Fonte: The International Tanker Owners Pollution Federation Limited – ITOPF Handbook 2007/2008.

A determinação do “fingerprint”, ou impressão digital de óleos, requer a investigação detalhada de diversos fatores que podem intervir no processo de identificação da fonte. A intemperização em meio ambiente – entendida como a alteração nas propriedades químicas e físicas do produto derramado em decorrência da ação de ventos e temperatura, entre outros fatores que acabam alterando a composição química do produto original – dificulta crescentemente o estabelecimento de relações inequívocas entre o derrame e suas possíveis fontes, conforme aumenta o tempo entre o derrame, sua descoberta e o decorrente processo de investigação (Figura 1). Além disso, as inúmeras possibilidades na composição dos diversos óleos, tanto nos petróleos brutos, quanto em produtos refinados, pode requerer uma abordagem específica para a determinação do “fingerprint” do produto derramado.

Apesar das dificuldades que envolvem um adequado processo de investigação, a composição química do produto derramado sempre fornece dicas acerca de sua origem.
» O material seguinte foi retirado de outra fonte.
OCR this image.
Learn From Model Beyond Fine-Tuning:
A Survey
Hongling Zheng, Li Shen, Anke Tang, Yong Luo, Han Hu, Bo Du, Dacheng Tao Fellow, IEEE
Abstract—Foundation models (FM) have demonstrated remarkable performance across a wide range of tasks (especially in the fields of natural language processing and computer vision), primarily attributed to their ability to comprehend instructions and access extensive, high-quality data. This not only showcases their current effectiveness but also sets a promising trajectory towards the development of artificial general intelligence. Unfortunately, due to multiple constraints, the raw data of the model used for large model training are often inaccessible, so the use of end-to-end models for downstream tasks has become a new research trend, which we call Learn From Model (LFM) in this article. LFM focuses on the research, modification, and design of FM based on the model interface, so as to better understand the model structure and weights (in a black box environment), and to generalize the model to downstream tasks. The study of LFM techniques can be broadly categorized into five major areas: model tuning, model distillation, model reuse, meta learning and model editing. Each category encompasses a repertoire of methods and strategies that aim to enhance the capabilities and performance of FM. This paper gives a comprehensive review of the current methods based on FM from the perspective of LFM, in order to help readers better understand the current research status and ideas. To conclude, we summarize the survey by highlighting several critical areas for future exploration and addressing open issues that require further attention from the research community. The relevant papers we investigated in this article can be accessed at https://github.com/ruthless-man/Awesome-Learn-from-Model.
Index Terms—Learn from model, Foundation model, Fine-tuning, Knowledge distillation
Óleos brutos, mesmo pertencentes a uma mesma bacia produtora e que podem, portanto, apresentar elevada similaridade, sempre terão alguma característica que permitirá diferenciá-los entre si, em decorrência de pequenas variações na sua composição original, de forma que cada óleo é único. O petróleo é um produto de alteração geológica da matéria orgânica, acumulada em ambiente sedimentar ao longo de milhões de anos. Portanto, sua composição depende dos organismos vivos que lhe deram origem e também das condições de deposição e maturação desta matéria orgânica. Como regiões diferentes da Terra tiveram, ao longo do tempo, organismos adaptados às condições climáticas localmente reinantes e também processos de conformação geológica diversos, é de se esperar que os petróleos tenham composições bastante variáveis ao redor do mundo, o que permite estabelecer claramente a região de onde um determinado óleo foi extraído e estimar a sua idade.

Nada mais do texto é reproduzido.